Here are the facts.  

Fact: Oil sands producers are leaders in tailings management 

Tailings are a byproduct of mining operations around the world. According to the Mining Association of Canada, they consist of the processed rock or soil left over from the separation of the commodities of value from the rock or soil within which they occur. 

In the oil sands, tailings are a mixture of sand, silt, clay, water and residual bitumen produced in the mining extraction process.   

Oil sands producers are addressing the challenge to reduce tailings through technology R&D, investing more than $50 million on tailings research each year through Canada’s Oil Sands Innovation Alliance.  

Collectively, companies have invested more than $10 billion in solutions for tailings reduction, according to BMO Capital Markets.

Fact: New technologies are making a difference 

Thanks to new technologies, oil sands producers are now reducing the volume of “legacy tailings,” or tailings put in storage before 2015.  
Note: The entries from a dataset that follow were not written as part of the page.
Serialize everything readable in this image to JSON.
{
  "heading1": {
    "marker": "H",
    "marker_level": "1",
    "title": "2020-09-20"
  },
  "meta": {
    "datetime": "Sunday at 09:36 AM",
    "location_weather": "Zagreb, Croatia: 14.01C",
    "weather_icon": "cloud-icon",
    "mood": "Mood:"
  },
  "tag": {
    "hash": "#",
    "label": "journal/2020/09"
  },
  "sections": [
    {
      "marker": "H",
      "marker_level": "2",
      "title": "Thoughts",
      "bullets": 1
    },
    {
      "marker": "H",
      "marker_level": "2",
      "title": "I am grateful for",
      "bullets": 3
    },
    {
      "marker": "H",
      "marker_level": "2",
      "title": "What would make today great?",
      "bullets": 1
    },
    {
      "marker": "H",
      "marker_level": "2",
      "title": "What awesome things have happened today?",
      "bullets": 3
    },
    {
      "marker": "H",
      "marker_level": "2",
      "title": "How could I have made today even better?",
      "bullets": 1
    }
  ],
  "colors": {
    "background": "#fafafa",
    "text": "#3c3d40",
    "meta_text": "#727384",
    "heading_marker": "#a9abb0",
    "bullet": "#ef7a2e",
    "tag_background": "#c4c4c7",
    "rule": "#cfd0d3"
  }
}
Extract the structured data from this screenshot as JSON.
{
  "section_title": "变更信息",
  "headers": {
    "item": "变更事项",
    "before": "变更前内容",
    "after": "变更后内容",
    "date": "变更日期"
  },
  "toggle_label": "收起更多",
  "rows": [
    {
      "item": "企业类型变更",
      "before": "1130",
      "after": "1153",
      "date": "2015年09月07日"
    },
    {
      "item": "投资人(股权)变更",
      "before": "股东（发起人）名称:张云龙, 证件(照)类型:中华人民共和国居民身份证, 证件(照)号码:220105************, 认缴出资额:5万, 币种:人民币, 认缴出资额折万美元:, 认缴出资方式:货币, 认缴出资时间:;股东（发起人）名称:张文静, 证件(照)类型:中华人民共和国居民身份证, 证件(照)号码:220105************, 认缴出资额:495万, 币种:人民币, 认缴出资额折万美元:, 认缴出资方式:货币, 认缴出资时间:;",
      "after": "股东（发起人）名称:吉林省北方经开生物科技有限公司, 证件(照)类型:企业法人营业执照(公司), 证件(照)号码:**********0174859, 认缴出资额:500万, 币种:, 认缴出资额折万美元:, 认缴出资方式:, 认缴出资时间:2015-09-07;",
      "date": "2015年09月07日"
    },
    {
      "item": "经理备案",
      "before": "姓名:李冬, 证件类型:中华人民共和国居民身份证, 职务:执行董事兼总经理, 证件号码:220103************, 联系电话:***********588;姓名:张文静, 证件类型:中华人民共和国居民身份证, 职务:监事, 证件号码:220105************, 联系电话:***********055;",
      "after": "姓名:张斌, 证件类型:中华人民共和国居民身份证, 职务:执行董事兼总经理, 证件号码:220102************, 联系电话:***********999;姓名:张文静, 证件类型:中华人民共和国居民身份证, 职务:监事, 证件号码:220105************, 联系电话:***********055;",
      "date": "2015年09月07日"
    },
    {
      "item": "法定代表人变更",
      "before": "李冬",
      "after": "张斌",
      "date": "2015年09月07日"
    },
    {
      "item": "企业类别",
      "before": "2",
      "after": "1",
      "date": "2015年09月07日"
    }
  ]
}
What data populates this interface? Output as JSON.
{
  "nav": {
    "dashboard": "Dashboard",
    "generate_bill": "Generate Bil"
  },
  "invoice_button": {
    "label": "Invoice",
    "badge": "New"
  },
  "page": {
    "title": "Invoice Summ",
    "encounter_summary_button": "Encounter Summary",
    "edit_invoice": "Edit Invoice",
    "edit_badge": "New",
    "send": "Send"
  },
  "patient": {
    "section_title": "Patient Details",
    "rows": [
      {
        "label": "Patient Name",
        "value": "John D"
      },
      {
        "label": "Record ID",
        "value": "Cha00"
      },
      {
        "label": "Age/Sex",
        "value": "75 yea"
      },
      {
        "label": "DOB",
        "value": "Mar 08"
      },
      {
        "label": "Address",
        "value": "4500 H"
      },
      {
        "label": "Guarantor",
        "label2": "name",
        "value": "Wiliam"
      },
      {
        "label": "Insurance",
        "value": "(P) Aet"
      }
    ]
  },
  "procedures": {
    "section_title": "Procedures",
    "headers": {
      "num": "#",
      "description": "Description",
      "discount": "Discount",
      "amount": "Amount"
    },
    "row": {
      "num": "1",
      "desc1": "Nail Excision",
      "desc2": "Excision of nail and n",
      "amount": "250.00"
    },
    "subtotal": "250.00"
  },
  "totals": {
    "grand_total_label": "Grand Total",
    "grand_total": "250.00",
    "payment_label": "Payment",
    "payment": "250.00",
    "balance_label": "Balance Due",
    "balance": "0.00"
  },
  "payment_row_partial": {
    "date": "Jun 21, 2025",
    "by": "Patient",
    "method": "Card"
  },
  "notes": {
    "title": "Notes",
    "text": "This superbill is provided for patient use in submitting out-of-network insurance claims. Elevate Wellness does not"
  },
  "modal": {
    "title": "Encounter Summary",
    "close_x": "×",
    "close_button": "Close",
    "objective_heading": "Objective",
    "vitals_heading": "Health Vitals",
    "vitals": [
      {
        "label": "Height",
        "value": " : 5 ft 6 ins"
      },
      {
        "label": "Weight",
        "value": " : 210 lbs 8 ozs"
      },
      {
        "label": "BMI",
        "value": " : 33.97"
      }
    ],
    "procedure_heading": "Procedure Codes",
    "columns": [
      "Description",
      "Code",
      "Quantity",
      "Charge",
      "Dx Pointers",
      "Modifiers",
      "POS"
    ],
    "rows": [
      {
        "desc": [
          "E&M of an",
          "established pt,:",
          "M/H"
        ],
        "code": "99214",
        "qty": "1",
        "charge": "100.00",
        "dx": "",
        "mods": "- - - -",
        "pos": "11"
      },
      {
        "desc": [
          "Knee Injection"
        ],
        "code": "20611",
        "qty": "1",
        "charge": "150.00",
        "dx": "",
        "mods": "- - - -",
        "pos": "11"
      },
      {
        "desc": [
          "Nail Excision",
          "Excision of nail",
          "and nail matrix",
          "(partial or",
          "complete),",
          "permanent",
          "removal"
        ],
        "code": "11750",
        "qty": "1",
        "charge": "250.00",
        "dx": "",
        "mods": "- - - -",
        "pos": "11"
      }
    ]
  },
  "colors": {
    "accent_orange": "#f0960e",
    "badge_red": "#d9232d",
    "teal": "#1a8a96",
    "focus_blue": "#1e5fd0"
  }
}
Since 2015, the sector has removed more than 270 million cubic metres of legacy tailings from the environment, or a reduction of 24 per cent.   

All six mining projects that have legacy tailings present reduced those volumes in 2021, according to performance reports published by the Alberta Energy Regulator.  

Tailings management technologies include centrifuge facilities, CO2 injection, the addition of polymers, coagulants and thickeners, and water capping.   

Fact: Suncor is now reducing total tailings 

Suncor Energy’s Base Plant leads oil sands tailings reduction efforts, having removed approximately 190 million cubic meters of legacy tailings since 2016.   

The work is so successful that total tailings – not just legacy tailings – at the facility are going down.   

Suncor reduced total tailings at its Base Plant by 15 per cent between 2015 and 2021, removing nearly 50 million cubic metres of tailings from the environment.  

“Total inventories are shrinking, and we are ahead of regulatory requirements,” the company said in its 2021 Sustainability Report.    

“Over the last 10 years, one pond has been surface reclaimed and two more are advancing to closure; one of those ponds is currently being drained and we anticipate it being removed from the landscape this decade.” 

Fact: Tailings are being reclaimed 

In 2010, Suncor reclaimed the first oil sands tailings pond to a solid surface. Wapisiw Lookout, as it is now known, is 220 hectares that includes a developing mixed wood forest, streams, and a small marsh wetland.  

Meanwhile, Canadian Natural Resources reports that its three oil sands mines have reclaimed a total of 1,100 hectares of tailings facilities, creating natural features like stream, wetlands, and upland forest areas.  

And Imperial reports that more than 80 per cent of its oil sands tailings inventory is now in its final resting place and on the trajectory for full reclamation.  

Fact: Technology has significantly slowed the growth of new tailings  

While companies work to reduce legacy tailings and reclaim tailings ponds, they are also creating less new tailings while producing more oil.  

In 2021, despite oil sands mining production reaching a record 1.59 million barrels per day, total oil sands tailings increased by 11.7 million cubic meters – the lowest amount of growth in the last five years, according to the AER. 

For comparison, in 2016 oil sands mining production averaged 1.1 million barrels per day, and total tailings grew by a substantially larger 59.6 million cubic meters.